The achieved contributions of this research are multi-faceted. First, the utilization of the EVM metric demonstrates its effectiveness in enhancing jamming detection sensitivity, surpassing existing approaches and providing a more reliable solution. Moreover, the method introduces low computational complexity. On the other hand, the provision of jammer frequency information by measuring the EVM for each RB in the received signal, a critical aspect often lacking in other methods, further fortifies the system’s capabilities in understanding and counteracting jamming attacks.

A notable strength of the proposed methodology is that it provides stable results against changes in system parameters such as modulation type and code rate. This stability contributes to the reliability of the results.

The verification methods employed in this study serve to reinforce the credibility of the proposed approach. The method’s successful operation in diverse system scenarios, as highlighted through extended simulation conditions, underscores its versatility and applicability in real-world situations. Theoretical analyses provide a solid foundation for the presented advantages, establishing the validity and efficacy of the jamming detection methodology. Furthermore, the conclusive demonstration of the method’s success in laboratory experiments offers empirical evidence, validating its effectiveness in practical settings.

Looking ahead, the future direction of this research aims to leverage the jammer frequency information provided by the proposed method. The intention is to develop an intelligent frequency assignment strategy for anti-jamming purposes. This forward-looking approach underscores the continuous evolution of the proposed methodology, with potential applications in optimizing communication systems against sophisticated jamming attacks.

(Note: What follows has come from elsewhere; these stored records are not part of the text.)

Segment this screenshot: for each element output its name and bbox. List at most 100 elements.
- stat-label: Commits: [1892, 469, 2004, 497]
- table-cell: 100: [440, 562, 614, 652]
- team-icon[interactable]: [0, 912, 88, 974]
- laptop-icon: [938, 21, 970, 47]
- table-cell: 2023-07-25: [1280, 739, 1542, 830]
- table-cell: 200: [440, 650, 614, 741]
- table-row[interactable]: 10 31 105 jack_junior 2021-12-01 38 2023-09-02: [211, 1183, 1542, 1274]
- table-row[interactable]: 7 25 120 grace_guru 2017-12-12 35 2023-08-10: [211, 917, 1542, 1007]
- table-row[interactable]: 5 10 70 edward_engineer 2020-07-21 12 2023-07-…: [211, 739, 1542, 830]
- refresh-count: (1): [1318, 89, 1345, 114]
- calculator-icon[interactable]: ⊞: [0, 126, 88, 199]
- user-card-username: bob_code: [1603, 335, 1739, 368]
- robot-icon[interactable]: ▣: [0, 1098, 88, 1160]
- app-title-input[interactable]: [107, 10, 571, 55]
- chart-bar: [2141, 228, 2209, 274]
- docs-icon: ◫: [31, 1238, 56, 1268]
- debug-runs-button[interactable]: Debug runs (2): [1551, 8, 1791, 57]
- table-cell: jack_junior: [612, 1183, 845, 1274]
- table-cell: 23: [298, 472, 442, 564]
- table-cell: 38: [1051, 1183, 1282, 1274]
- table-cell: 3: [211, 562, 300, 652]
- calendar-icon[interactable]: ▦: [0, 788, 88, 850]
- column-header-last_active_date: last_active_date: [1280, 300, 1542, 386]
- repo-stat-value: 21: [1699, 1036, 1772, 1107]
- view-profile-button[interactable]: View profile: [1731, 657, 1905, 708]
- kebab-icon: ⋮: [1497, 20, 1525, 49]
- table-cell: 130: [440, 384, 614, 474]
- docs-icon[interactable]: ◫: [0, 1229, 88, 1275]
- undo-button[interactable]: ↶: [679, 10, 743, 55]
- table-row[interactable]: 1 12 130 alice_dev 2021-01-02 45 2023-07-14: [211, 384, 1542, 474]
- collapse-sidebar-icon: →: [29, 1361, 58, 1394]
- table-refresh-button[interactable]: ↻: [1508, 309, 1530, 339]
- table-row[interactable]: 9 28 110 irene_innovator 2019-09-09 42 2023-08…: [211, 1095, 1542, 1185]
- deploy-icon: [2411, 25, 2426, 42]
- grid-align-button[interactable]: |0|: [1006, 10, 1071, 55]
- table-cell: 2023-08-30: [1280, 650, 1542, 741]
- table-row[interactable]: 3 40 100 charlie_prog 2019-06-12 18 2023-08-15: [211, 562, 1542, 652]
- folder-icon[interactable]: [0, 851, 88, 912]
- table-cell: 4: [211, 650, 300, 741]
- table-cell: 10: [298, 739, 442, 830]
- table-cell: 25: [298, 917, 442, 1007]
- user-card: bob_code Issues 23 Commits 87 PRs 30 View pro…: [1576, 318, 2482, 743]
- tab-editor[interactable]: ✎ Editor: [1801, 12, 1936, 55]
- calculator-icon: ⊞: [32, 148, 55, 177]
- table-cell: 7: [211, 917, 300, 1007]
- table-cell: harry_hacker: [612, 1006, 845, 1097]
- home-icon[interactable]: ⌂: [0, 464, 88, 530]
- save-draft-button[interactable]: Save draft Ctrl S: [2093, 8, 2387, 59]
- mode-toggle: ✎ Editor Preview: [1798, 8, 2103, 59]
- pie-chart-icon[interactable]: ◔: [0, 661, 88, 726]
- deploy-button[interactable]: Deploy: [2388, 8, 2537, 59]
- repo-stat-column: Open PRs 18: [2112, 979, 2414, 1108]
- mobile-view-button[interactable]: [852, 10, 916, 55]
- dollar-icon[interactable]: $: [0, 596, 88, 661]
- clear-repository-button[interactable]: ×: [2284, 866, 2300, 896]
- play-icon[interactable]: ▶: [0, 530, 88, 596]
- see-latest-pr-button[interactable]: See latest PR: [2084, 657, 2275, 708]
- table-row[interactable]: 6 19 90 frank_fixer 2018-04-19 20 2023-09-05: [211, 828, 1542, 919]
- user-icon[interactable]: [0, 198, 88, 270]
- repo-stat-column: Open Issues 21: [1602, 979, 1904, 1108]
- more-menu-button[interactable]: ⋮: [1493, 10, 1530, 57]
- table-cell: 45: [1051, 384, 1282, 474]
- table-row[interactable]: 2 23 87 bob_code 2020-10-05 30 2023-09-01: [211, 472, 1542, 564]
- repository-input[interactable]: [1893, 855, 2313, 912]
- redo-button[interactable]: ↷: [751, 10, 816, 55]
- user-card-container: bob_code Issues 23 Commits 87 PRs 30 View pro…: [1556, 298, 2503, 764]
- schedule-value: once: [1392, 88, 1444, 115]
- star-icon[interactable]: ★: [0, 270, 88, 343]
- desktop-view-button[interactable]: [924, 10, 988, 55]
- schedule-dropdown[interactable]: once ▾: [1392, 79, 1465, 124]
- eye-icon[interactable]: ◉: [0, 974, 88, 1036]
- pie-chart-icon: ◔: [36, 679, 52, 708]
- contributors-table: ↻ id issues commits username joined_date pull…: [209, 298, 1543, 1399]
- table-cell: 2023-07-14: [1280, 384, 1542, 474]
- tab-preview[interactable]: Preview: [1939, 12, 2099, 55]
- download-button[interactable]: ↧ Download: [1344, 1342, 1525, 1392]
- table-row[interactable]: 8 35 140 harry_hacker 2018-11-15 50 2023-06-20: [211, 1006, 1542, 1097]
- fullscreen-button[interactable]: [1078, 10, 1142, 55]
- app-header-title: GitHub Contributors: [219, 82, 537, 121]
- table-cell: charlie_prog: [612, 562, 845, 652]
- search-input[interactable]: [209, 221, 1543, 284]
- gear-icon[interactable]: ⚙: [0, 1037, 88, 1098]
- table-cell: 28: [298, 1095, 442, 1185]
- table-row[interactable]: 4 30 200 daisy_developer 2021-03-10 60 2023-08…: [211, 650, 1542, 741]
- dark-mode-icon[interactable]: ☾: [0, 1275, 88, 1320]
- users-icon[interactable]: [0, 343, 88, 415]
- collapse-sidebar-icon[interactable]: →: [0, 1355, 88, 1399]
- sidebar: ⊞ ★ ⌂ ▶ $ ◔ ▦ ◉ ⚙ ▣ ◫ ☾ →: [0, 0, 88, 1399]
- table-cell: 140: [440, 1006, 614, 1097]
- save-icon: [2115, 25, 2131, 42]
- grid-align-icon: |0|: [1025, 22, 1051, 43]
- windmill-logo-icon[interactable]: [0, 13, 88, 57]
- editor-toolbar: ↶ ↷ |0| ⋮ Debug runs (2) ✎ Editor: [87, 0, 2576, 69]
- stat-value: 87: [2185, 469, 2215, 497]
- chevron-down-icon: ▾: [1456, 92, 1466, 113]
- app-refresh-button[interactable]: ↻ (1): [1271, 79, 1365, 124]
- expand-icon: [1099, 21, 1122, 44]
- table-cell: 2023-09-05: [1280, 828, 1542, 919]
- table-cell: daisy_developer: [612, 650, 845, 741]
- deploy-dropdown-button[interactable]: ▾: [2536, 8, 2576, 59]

In summary, this study not only introduces a novel jamming detection method, but also substantiates its effectiveness through theoretical analysis and empirical validation. The method’s low computational complexity, adaptability to varying system parameters, and seamless integration into existing communication systems position it as a promising solution for securing LTE, 5G, and future communication networks against jamming attacks. The envisioned future direction further emphasizes the potential of this methodology to contribute to intelligent anti-jamming strategies.